W IV wieku wielki Doktor Kościoła św. Ambroży przekazał nam odwiecznie aktualną maksymę teologiczną łączącą Papieża z widzialnym Kościołem. Maksyma brzmi: „Gdzie jest Piotr, tam jest Kościół” (Ubi Petrus, ibi Ecclesia). Jest to skrócona wersja tego, co faktycznie napisał, a mianowicie: „Dlatego tam, gdzie jest Piotr, tam jest Kościół: tam, gdzie jest Kościół, nie ma już śmierci, ale życie wieczne”. (Patrz Migne, Patrologiae Cursus Completus, t. 14, kol. 1082.)

To pokazuje, jak ważne jest przede wszystkim wiedzieć, kto nie jest Piotrem! Nasz poręczny mały „Test Papiestwa Franciszka” jest pomocnym narzędziem w tym zakresie.

https://novusordowatch.org/2019/03/francis-papacy-test/

Jeśli zdarzy się, że ten dobry seminarzysta będzie czytał te słowa, lub jeśli ktoś, kto je czyta, skontaktuje się z nim, mamy nadzieję i modlimy się, aby odkrył prawdziwą Wiarę katolicką wśród ostatnich pozostałych Katolików i zrozumie, że Wielka Apostazja w której teraz wyraźnie odnajdujemy, nie jest obaleniem Katolicyzmu, ale wypełnieniem jego proroctw o czasach ostatecznych:

https://novusordowatch.org/2015/04/the-pope-and-the-antichrist/

https://novusordowatch.org/2017/02/papacy-passion-of-church-fatima-conference-2016/

https://novusordowatch.org/2015/12/have-gates-of-hell-prevailed/

https://novusordowatch.org/2018/12/like-sheep-without-shepherd-fatima-conference-2018/

https://novusordowatch.org/2021/04/end-of-world-and-antichrist/

Zrozumienie tego jest absolutnie kluczowe, aby nie doznać katastrofy w Wierze.

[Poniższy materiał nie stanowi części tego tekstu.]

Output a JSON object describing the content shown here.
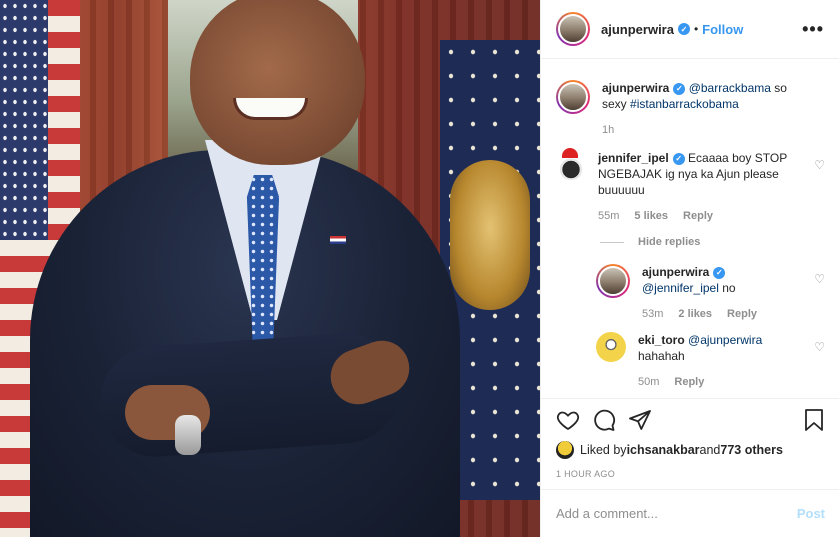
{
  "post": {
    "author": "ajunperwira",
    "follow_label": "Follow",
    "more_label": "•••",
    "dot": "•"
  },
  "comments": [
    {
      "user": "ajunperwira",
      "verified": true,
      "mention": "@barrackbama",
      "text": " so sexy ",
      "hashtag": "#istanbarrackobama",
      "time": "1h"
    },
    {
      "user": "jennifer_ipel",
      "verified": true,
      "text": "Ecaaaa boy STOP NGEBAJAK ig nya ka Ajun please buuuuuu",
      "time": "55m",
      "likes": "5 likes",
      "reply_label": "Reply",
      "hide_replies": "Hide replies",
      "replies": [
        {
          "user": "ajunperwira",
          "verified": true,
          "mention": "@jennifer_ipel",
          "text": " no",
          "time": "53m",
          "likes": "2 likes",
          "reply_label": "Reply"
        },
        {
          "user": "eki_toro",
          "mention": "@ajunperwira",
          "text": "hahahah",
          "time": "50m",
          "reply_label": "Reply"
        }
      ]
    }
  ],
  "likes": {
    "prefix": "Liked by ",
    "user": "ichsanakbar",
    "middle": " and ",
    "others": "773 others"
  },
  "timestamp": "1 HOUR AGO",
  "composer": {
    "placeholder": "Add a comment...",
    "post_label": "Post"
  },
  "icons": {
    "like": "heart-icon",
    "comment": "comment-icon",
    "share": "share-icon",
    "save": "bookmark-icon",
    "verified_glyph": "✓"
  },
  "colors": {
    "link": "#003569",
    "brand_blue": "#3897f0",
    "post_disabled": "#b2dffc",
    "muted": "#8e8e8e"
  }
}
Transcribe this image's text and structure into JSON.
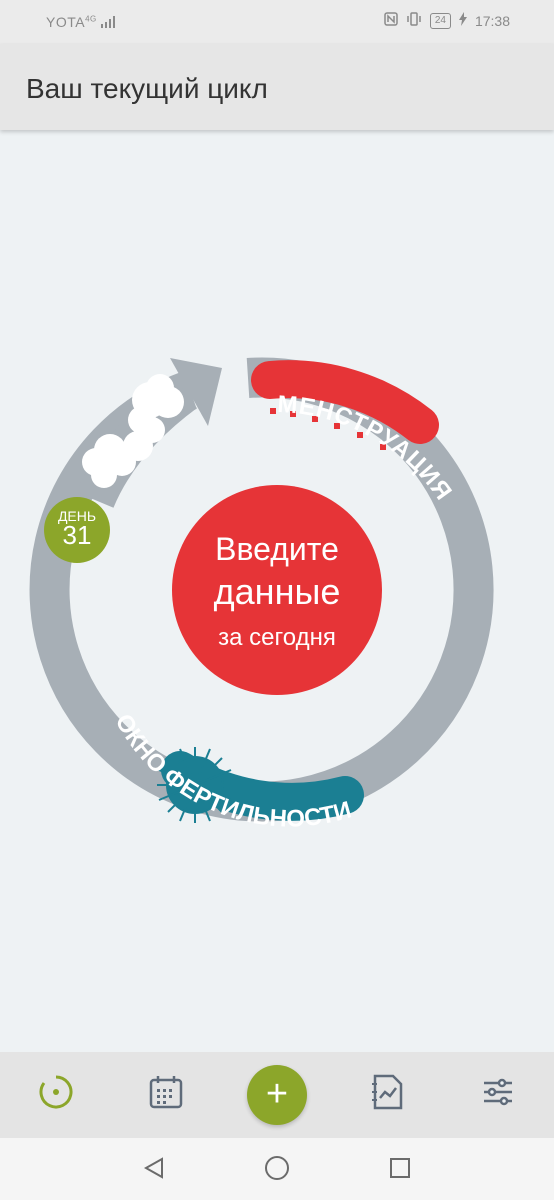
{
  "status_bar": {
    "carrier": "YOTA",
    "network": "4G",
    "battery": "24",
    "time": "17:38"
  },
  "header": {
    "title": "Ваш текущий цикл"
  },
  "cycle": {
    "day_label": "ДЕНЬ",
    "day_number": "31",
    "center_line1": "Введите",
    "center_line2": "данные",
    "center_line3": "за сегодня",
    "menstruation_label": "МЕНСТРУАЦИЯ",
    "fertility_label": "ОКНО ФЕРТИЛЬНОСТИ"
  },
  "colors": {
    "ring": "#a7afb6",
    "accent_red": "#e63437",
    "accent_green": "#8ca62a",
    "fertility_teal": "#1b7f93"
  },
  "bottom_nav": {
    "items": [
      "cycle-icon",
      "calendar-icon",
      "add-icon",
      "notes-chart-icon",
      "settings-sliders-icon"
    ],
    "add_label": "+"
  },
  "system_nav": {
    "buttons": [
      "back-icon",
      "home-icon",
      "recents-icon"
    ]
  }
}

„Czyż nie było potrzeba, żeby to cierpiał Chrystus, i tak wszedł do chwały swojej?” (Łk 24,26). Kościół jest Mistycznym Ciałem Chrystusa i jako taki będzie cierpieć tak jak On, aby dopełnić „to, czego nie dostaje utrapieniom Chrystusowym, w ciele moim za ciało jego, którym jest kościół” (Kol 1:24).

Nie musimy wszystkiego rozumieć ani mieć wszystkich odpowiedzi; ale musimy wierzyć, ponieważ Bóg, który nie może oszukać ani dać się oszukać, objawił nam to.

„Nie bój się, wierz tylko” (Mk 5,36).